Several criteria justify the use of the read across approach to fill data gaps for single carbon number isomerised olefin substances using multiple carbon number isomerised olefin substance analogues. Studies indicate that changing the carbon number, the location of the double bond, or adding branching does not measurably alter the effects on mammalian health endpoints. There is a consistent toxicity potency pattern for isomerised olefins with a range of carbon numbers and they are considered to have minimal acute toxicity potential. Genotoxicity studies indicate that these materials are not mutagenic. No adverse systemic toxicity was observed in a 90-day repeated oral dose study in which rats were exposed to alkenes, C20-24. The toxicological profile of multiple carbon number isomerised olefins described above indicates a low hazard potential for human health. Since multiple carbon number isomerised olefins, alkenes is comprised of a mixture of single carbon number isomerised olefins, no significant toxicological differences are expected between the two categories of substance and read across between these two categories can be justified.

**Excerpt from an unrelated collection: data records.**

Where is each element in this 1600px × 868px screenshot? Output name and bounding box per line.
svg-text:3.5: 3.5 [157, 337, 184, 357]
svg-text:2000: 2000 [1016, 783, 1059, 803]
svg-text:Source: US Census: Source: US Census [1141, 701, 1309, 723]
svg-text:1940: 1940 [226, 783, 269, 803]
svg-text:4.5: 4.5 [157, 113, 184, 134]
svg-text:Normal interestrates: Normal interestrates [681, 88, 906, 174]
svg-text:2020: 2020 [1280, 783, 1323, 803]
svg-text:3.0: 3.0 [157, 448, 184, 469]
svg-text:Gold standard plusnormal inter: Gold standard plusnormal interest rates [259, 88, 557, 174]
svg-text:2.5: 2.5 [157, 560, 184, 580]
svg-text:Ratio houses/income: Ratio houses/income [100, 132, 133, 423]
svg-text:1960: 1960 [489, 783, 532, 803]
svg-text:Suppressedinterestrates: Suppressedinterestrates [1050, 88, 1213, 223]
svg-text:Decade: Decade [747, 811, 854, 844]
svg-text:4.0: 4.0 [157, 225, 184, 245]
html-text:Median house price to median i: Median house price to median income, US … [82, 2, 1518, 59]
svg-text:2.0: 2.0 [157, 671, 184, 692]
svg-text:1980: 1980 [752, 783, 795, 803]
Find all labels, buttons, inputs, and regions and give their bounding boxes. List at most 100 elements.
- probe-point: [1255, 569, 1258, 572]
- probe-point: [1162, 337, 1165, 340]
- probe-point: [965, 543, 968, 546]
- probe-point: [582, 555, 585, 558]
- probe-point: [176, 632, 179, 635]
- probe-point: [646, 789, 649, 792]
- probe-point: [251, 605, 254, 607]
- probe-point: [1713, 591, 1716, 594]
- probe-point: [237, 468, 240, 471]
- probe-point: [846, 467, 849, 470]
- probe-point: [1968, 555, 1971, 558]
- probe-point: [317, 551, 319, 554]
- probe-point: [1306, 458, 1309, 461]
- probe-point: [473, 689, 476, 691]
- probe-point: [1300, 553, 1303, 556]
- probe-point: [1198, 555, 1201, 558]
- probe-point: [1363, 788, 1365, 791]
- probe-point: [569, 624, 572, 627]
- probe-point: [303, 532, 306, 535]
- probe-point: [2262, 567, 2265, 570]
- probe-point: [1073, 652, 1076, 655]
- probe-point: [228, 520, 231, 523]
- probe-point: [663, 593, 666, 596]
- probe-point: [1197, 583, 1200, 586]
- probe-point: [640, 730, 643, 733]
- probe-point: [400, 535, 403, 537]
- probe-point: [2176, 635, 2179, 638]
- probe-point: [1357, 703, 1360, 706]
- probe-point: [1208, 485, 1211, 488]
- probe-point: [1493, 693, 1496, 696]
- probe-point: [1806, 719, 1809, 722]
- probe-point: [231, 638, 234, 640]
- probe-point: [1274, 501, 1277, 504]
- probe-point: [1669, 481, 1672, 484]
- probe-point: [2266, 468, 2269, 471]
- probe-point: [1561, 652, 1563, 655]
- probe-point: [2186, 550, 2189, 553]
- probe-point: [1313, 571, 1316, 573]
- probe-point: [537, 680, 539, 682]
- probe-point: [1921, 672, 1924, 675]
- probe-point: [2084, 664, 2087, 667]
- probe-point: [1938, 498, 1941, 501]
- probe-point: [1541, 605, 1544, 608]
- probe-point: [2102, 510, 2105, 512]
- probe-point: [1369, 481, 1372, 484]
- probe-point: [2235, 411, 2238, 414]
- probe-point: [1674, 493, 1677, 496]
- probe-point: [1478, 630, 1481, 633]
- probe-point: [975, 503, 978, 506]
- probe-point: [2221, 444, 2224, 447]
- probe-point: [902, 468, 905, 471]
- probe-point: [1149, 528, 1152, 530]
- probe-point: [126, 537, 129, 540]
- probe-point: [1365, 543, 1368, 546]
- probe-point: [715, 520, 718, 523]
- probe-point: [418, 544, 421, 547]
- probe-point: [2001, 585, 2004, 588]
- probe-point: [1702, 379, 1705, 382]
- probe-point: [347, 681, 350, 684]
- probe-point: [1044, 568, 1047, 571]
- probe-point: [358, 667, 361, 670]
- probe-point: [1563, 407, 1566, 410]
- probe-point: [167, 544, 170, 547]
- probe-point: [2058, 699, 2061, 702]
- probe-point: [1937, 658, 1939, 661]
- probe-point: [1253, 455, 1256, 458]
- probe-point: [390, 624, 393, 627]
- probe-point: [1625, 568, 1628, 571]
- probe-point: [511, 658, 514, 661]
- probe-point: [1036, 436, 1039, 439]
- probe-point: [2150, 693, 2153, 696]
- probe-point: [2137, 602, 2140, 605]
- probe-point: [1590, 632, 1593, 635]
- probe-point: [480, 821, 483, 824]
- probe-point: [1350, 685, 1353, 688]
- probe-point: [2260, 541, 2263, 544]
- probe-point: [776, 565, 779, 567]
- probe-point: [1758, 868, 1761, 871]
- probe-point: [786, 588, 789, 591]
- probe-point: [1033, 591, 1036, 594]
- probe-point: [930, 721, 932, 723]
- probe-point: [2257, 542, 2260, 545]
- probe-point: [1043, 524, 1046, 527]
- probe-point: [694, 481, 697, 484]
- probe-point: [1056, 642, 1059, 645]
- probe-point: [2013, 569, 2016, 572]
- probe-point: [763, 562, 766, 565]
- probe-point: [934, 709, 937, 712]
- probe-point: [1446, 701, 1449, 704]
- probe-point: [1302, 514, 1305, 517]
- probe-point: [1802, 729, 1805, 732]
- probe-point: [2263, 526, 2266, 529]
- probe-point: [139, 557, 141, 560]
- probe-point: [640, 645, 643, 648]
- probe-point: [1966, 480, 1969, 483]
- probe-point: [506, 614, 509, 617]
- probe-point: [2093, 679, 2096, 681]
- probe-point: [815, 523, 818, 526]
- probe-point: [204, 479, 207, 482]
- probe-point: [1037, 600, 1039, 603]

Justification for classification or non-classification

Dodecene does not meet the criteria for classification as an acute oral, dermal, or inhalation toxicant under EU Dangerous Substances Directive 67/548/EEC or CLP EU Regulation 1272/2008 because the reported LD50/LC50 values for its structural analogues exceed the upper discriminating thresholds for classification as defined in the regulations.

Dodecene is classified as Xn; R65 harmful (May cause lung damage if swallowed) according to EU Dangerous Substances Directive 67/548/EEC and as Category 1 for aspiration toxicity (H304: May be fatal if swallowed and enters airway) for CLP EU Regulation 1272/2008 (GHS aligned) based on the read-across kinematic viscosity of octadecene of 3.44 mm²/sec at 40°C.